Evaluar políticas públicas
Constituyen un amplio catálogo las políticas públicas impulsadas por los poderes gubernamentales de los diferentes niveles —municipal, autonómico y estatal—, que se llevan a cabo con la implicación de recursos financieros procedentes de los ciudadanos, que somos los que soportamos con nuestros impuestos la realización de tales actuaciones. Me estoy refiriendo, claro está, a los diferentes programas que el sector público ejecuta en los ámbitos de la educación, sanidad, ayudas al tejido productivo, infraestructuras, vivienda, cultura, deporte, promoción del turismo, etcétera. No es irrelevante saber en qué y cómo se gastan “nuestros dineros” los poderes públicos y, además, si se cumplen los objetivos a un coste aceptable. En definitiva, la evaluación de políticas públicas permite conocer si las mismas están obteniendo los resultados perseguidos y los objetivos fijados, así como si se están logrando de la manera más eficaz y eficiente posible. Puesto que al tratar la evaluación de políticas públicas nos vamos a encontrar frecuentemente con estos términos, conviene aclarar que la eficacia es “la capacidad de lograr el efecto o resultado deseado” —lo que importa es saber si se ha conseguido—, mientras que la eficiencia es “la capacidad de lograr esos resultados con el mínimo de recursos posibles” (tiempo, dinero, o materias primas); en definitiva, lo óptimo sería conseguir los objetivos con el menor coste posible.

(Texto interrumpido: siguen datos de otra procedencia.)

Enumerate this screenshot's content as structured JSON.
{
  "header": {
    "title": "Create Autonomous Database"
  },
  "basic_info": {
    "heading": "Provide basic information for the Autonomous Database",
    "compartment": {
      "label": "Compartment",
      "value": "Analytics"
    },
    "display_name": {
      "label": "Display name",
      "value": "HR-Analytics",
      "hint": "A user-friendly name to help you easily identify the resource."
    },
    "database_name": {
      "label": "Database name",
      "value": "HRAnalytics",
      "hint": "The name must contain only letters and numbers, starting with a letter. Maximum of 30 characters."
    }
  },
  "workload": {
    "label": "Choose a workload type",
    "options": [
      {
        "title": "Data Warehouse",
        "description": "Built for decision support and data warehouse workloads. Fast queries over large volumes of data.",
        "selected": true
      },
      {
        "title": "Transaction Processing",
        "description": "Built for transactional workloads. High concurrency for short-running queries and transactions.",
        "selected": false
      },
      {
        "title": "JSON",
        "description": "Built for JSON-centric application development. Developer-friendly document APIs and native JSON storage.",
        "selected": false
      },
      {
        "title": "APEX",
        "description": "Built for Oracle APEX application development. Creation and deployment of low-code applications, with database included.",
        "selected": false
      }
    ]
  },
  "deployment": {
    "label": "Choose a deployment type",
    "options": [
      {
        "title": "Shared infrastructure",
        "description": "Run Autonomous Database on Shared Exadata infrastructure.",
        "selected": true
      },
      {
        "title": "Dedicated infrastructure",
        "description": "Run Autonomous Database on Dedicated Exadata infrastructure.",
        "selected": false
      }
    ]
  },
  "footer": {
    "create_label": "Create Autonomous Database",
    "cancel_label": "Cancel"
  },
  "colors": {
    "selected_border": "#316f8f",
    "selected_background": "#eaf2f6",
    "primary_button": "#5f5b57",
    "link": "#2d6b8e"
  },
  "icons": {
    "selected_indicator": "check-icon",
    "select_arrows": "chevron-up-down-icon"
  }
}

Si bien es cierto que desde los años 90 del siglo pasado se vienen evaluando algunas políticas públicas, siempre a instancias de las obligaciones impuestas por algún organismo europeo del que recibimos recursos, particularmente el Fondo Social Europeo y el Feder, la realidad es que apenas está extendida en nuestro país la práctica de la evaluación. De hecho, su impulso se ha llevado a cabo recientemente mediante la Ley 27/2022, de 20 de diciembre, de “institucionalización de la evaluación de la Administración General del Estado”. En su preámbulo se llega a afirmar que la evaluación de las políticas públicas se erige en la actualidad como una herramienta imprescindible para la mejora de las acciones de gobierno, ya que favorece la toma de decisiones informada y sirve como elemento para proponer eventuales correcciones. Además, se configura como un instrumento fundamental para contar con políticas públicas más eficaces y eficientes y, en última instancia, es un elemento de rendición de cuentas ante la ciudadanía.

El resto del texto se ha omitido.